Think back. Did you ever have one of those teachers, coaches or instructors who didn’t really try to help you ‘get it’? Not an uplifting experience… Have you ever noticed that the teachers, coaches, other instructors that you most appreciate are the ones who worked with you, who gave you the attention and encouragement that you needed at the time, to improve?
We want our kids to have good memories of how we trained them to tie their shoelaces, interact with grown-ups, or behave at someone’s house. When they think back to their sibling dramas or “talks” with us about such things as respect, money management, or manners, we hope they’ll think more along the lines of, “She was so patient with me or I don’t know how she endured that.”

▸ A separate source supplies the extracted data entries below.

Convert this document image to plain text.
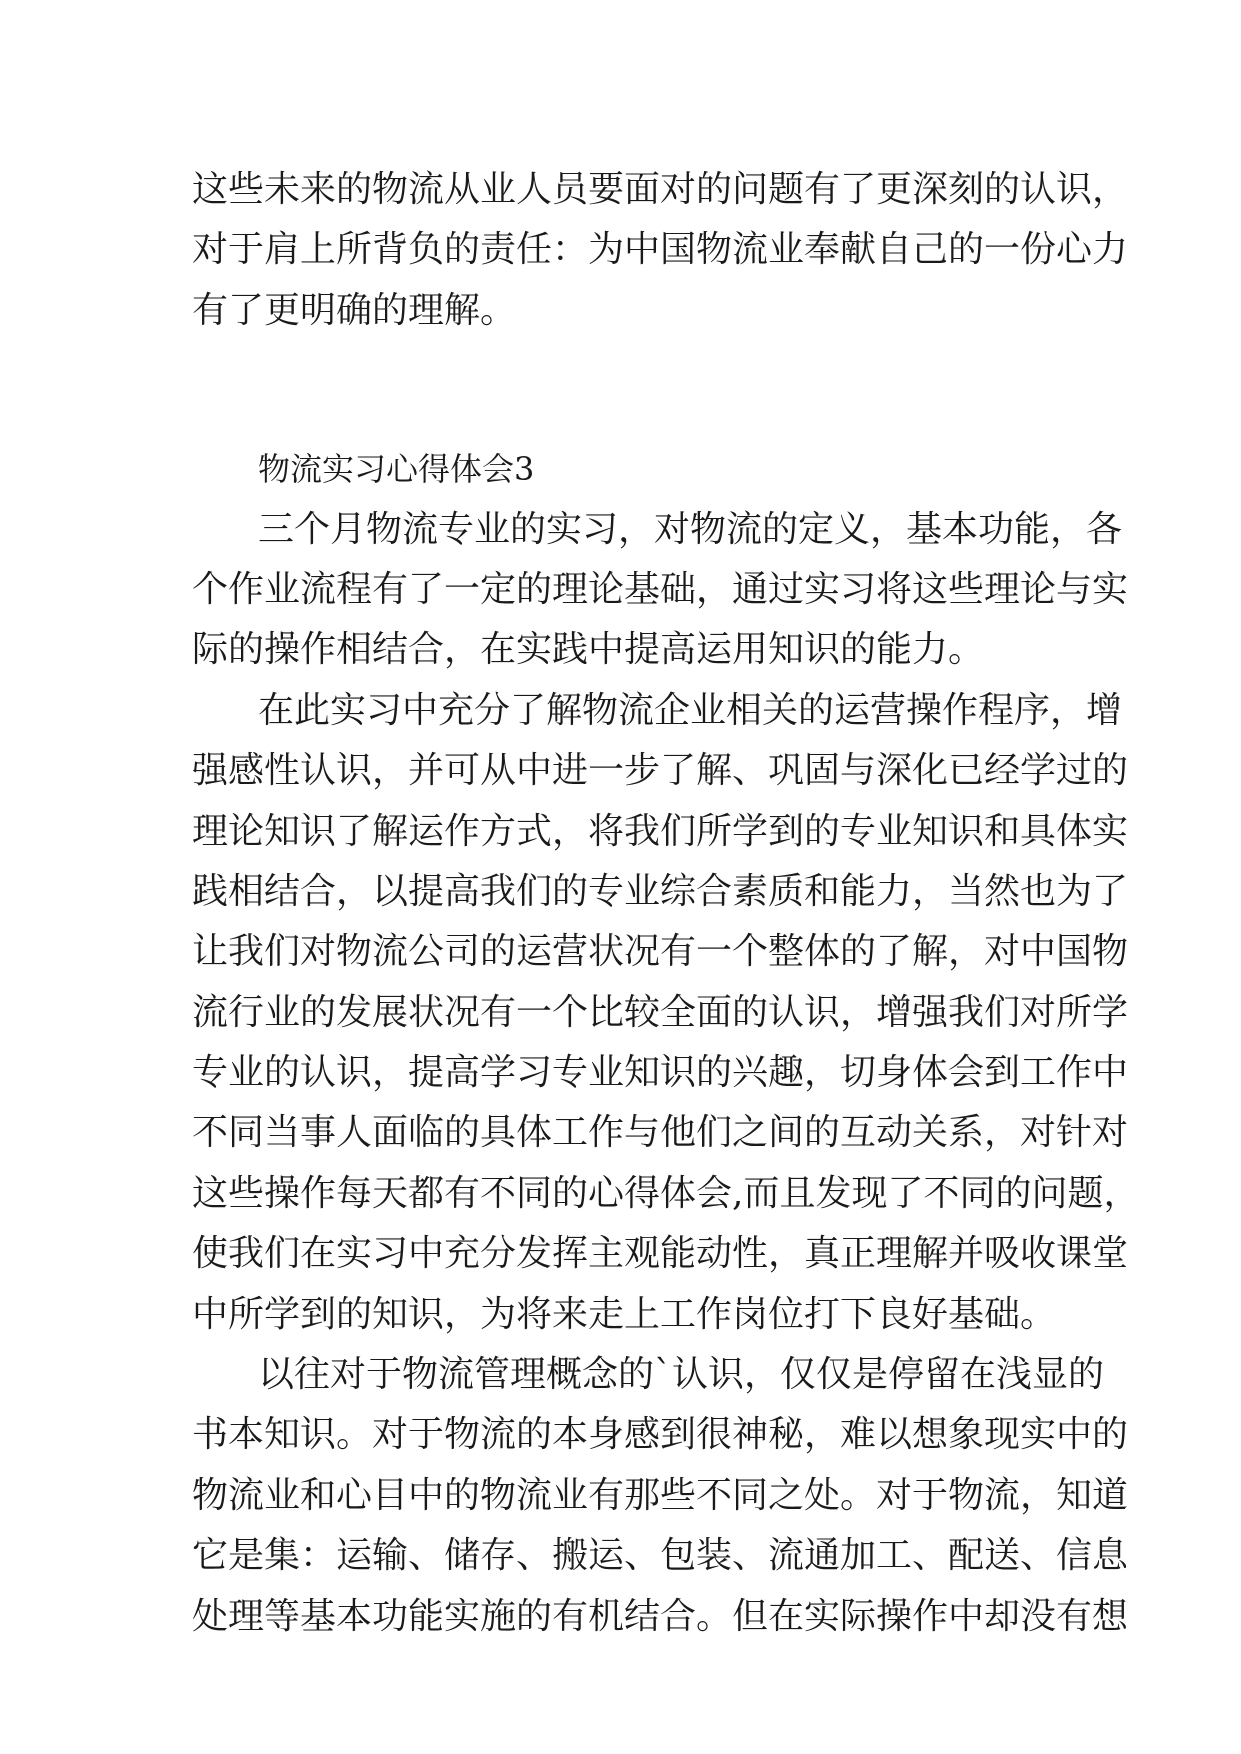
这些未来的物流从业人员要面对的问题有了更深刻的认识，
对于肩上所背负的责任：为中国物流业奉献自己的一份心力
有了更明确的理解。
物流实习心得体会3
三个月物流专业的实习，对物流的定义，基本功能，各
个作业流程有了一定的理论基础，通过实习将这些理论与实
际的操作相结合，在实践中提高运用知识的能力。
在此实习中充分了解物流企业相关的运营操作程序，增
强感性认识，并可从中进一步了解、巩固与深化已经学过的
理论知识了解运作方式，将我们所学到的专业知识和具体实
践相结合，以提高我们的专业综合素质和能力，当然也为了
让我们对物流公司的运营状况有一个整体的了解，对中国物
流行业的发展状况有一个比较全面的认识，增强我们对所学
专业的认识，提高学习专业知识的兴趣，切身体会到工作中
不同当事人面临的具体工作与他们之间的互动关系，对针对
这些操作每天都有不同的心得体会,而且发现了不同的问题，
使我们在实习中充分发挥主观能动性，真正理解并吸收课堂
中所学到的知识，为将来走上工作岗位打下良好基础。
以往对于物流管理概念的`认识，仅仅是停留在浅显的
书本知识。对于物流的本身感到很神秘，难以想象现实中的
物流业和心目中的物流业有那些不同之处。对于物流，知道
它是集：运输、储存、搬运、包装、流通加工、配送、信息
处理等基本功能实施的有机结合。但在实际操作中却没有想
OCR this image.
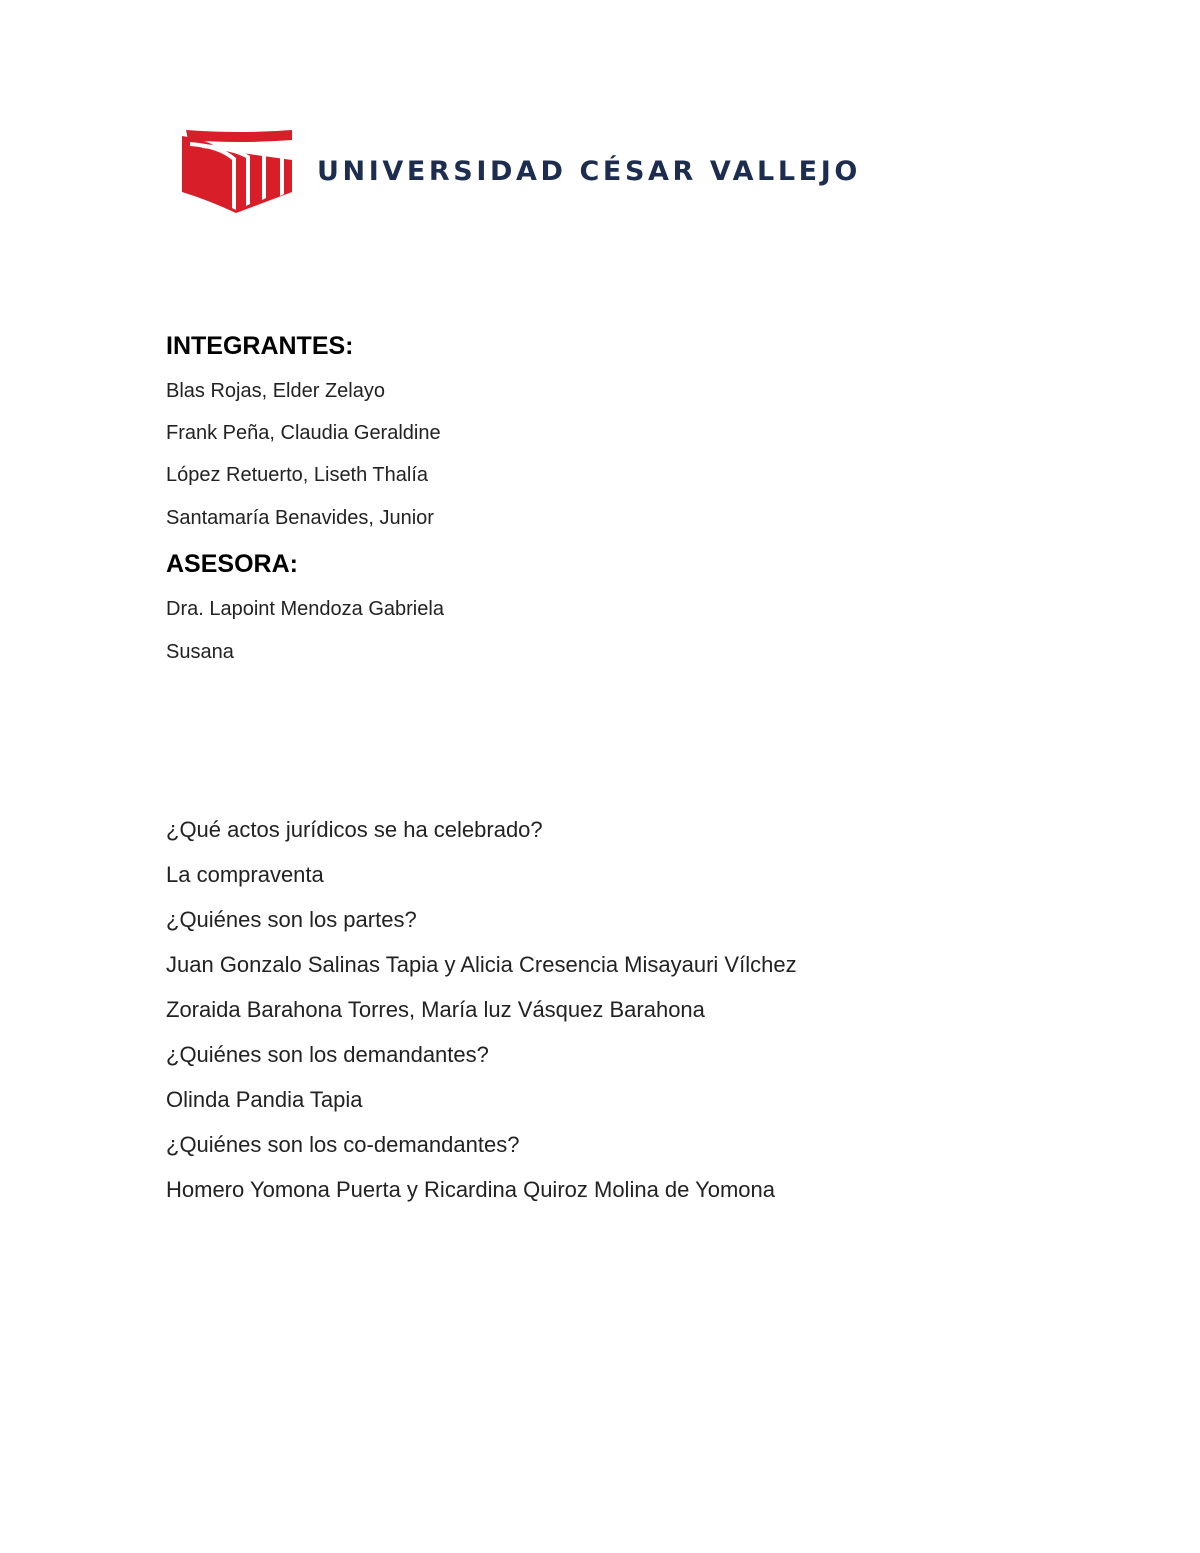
UNIVERSIDAD CÉSAR VALLEJO

INTEGRANTES:

Blas Rojas, Elder Zelayo

Frank Peña, Claudia Geraldine

López Retuerto, Liseth Thalía

Santamaría Benavides, Junior

ASESORA:

Dra. Lapoint Mendoza Gabriela

Susana

¿Qué actos jurídicos se ha celebrado?

La compraventa

¿Quiénes son los partes?

Juan Gonzalo Salinas Tapia y Alicia Cresencia Misayauri Vílchez

Zoraida Barahona Torres, María luz Vásquez Barahona

¿Quiénes son los demandantes?

Olinda Pandia Tapia

¿Quiénes son los co-demandantes?

Homero Yomona Puerta y Ricardina Quiroz Molina de Yomona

When I’ve missed the mark here, I seek God’s forgiveness and ask Him to redeem my mistake. He will. His patience to train us is abundant. God wants us to ‘get it’. He strengthens us to persevere.
Choosing to train our child provides relational opportunity. Whether we give them opportunities to practice a skill or seize “opportunities” as we deal with relational conflict, God is with us. He is providing opportunities for us to practice praise, prayer and patience. The reward for both of us is progress!
Father, help us seek you for how and when to train our children in all things. Fill us with your grace and love that we’ll reflect you more and more.